2.4 Screening of the produced monoclonal antibody

The desired antibody in the supernatants of hybridoma clones were characterized by the following methods.

2.4.1 Immunocytochemical method

Semen samples from healthy donors were allowed to liquefy at room temperature and separated from seminal plasma by centrifugation (1000 g) for 20 min at room temperature. After washing in PBS, the pelleted spermatozoa were frozen at $-$ 80 ${}^{\circ}$ C until use. After two cycles of freezing and thawing, the sperm pellet was solubilized in PBS, incubated for 20 min on ice and centrifuged for 10 min and was used for further analysis. Also mouse sperms were extracted from the epididymis of adult mice in PBS. The sperms were fixed with 4% paraformaldehyde for 20 min at room temperature. The fixed samples were washed two-three times with cold PBS and permeabilization was performed with Triton-100 for 10–15 min at room temperature. The permeabilized samples were further washed three times with PBS-T for 5 min, and then were blocked at 1% BSA in 0.1% PBS-T for 1 h at room temperature, and incubated in primary antibody solution containing the specified amount of produced monoclonal antibody diluted in blocking buffer, overnight at 4 ${}^{\circ}$ C. After wash treatment with PBS-T (5 min $\times$ 3), samples were incubated in secondary antibody solution containing fluorescein isothiocyanate (FITC)-conjugated goat polyclonal anti-mouse IgG antibody (Abcam, USA) diluted in blocking buffer at a dilution of 1:2000, 1 h at room temperature. After wash treatment with PBS-T (5 min $\times$ 3), the nuclear staining was performed with DAPI (1 $\mu$ g/ml in PBS) and were mounted finally and kept under dark conditions. Fluorescence was observed with the inverted microscope (Optika XDS-2, USA) with proper fluorescent filters.

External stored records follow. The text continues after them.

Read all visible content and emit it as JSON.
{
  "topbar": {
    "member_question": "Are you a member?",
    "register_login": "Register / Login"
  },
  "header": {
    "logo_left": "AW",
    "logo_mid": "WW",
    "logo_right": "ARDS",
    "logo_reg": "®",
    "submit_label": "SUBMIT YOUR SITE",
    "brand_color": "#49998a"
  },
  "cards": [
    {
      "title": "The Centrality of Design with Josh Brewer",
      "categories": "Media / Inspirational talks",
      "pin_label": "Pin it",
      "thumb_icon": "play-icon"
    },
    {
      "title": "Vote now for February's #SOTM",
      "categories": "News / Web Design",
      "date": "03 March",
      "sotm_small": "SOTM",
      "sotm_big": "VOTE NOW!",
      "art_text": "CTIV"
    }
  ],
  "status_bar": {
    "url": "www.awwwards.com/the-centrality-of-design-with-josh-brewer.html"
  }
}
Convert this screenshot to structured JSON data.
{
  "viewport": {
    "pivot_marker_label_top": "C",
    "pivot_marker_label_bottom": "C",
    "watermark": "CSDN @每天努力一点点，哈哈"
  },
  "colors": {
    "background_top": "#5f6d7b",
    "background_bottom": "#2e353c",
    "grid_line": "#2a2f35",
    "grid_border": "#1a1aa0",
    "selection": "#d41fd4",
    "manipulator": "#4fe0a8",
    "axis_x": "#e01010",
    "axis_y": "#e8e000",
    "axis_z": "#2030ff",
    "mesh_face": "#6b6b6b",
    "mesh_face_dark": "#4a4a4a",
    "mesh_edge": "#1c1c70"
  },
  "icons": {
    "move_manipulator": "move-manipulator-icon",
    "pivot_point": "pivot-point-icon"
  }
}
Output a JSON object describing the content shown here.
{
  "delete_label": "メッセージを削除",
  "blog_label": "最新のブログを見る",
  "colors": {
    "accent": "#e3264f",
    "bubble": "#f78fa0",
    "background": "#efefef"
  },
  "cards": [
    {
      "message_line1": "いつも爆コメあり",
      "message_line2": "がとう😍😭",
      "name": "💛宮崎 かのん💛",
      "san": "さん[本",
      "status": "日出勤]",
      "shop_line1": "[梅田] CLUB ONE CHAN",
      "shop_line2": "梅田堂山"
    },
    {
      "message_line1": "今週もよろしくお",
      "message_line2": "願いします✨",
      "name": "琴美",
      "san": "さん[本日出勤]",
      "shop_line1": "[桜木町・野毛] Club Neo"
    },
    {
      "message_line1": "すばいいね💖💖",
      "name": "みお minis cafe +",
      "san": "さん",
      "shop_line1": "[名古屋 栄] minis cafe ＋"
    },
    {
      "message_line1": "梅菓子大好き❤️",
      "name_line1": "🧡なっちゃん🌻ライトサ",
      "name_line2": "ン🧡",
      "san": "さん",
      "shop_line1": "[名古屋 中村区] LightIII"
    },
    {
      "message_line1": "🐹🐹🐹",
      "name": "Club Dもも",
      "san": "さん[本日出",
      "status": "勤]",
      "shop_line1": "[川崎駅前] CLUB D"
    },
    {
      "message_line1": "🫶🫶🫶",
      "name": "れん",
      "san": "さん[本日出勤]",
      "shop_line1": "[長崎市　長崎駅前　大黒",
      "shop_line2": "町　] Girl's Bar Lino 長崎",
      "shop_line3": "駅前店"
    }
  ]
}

2.4.2 Immunohistochemical method

All procedures related to the care and treatment of animals were in accordance with the institutional and National Institutes of Health guidelines. The testis as well as kidney, skin and spleen of Balb/C mouse were fixed in PBS containing 4% (w/v) paraformaldehyde for 18–24 h depending on the size, and then embedded in paraffin wax. All samples were cut into 2–5 $\mu$ m sections depending on the thickness of tissue on a microtome and collected on glass slides. The sections were dewaxed and rehydrated in a series of ethanol ending in distilled water. After antigen retrieval by using Tris/EDTA (PH $=$ 9) and Heat-induced (HIER), blocking was performed with 1% BSA in TBS for 2 h at room temperature. The slides were incubated in primary antibody solution containing the specified amount of produced monoclonal antibody diluted in blocking buffer (1% BSA/TBS), overnight at 4 ${}^{\circ}$ C. After wash treatment with TBS-Triton 0.02% (5 min $\times$ 2), samples were incubated in FITC-conjugated goat polyclonal anti-mouse IgG secondary antibody (Abcam, USA) at a dilution of 1:2000 in blocking buffer, 2 h at room temperature. After wash treatment with TBS (5 min $\times$ 2), the nuclear staining was performed with DAPI and the slides were mounted in Murray’s clear solution finally and kept under dark conditions. The survey of slides were conducted by Optika XDS-2 inverted microscope [18, 19].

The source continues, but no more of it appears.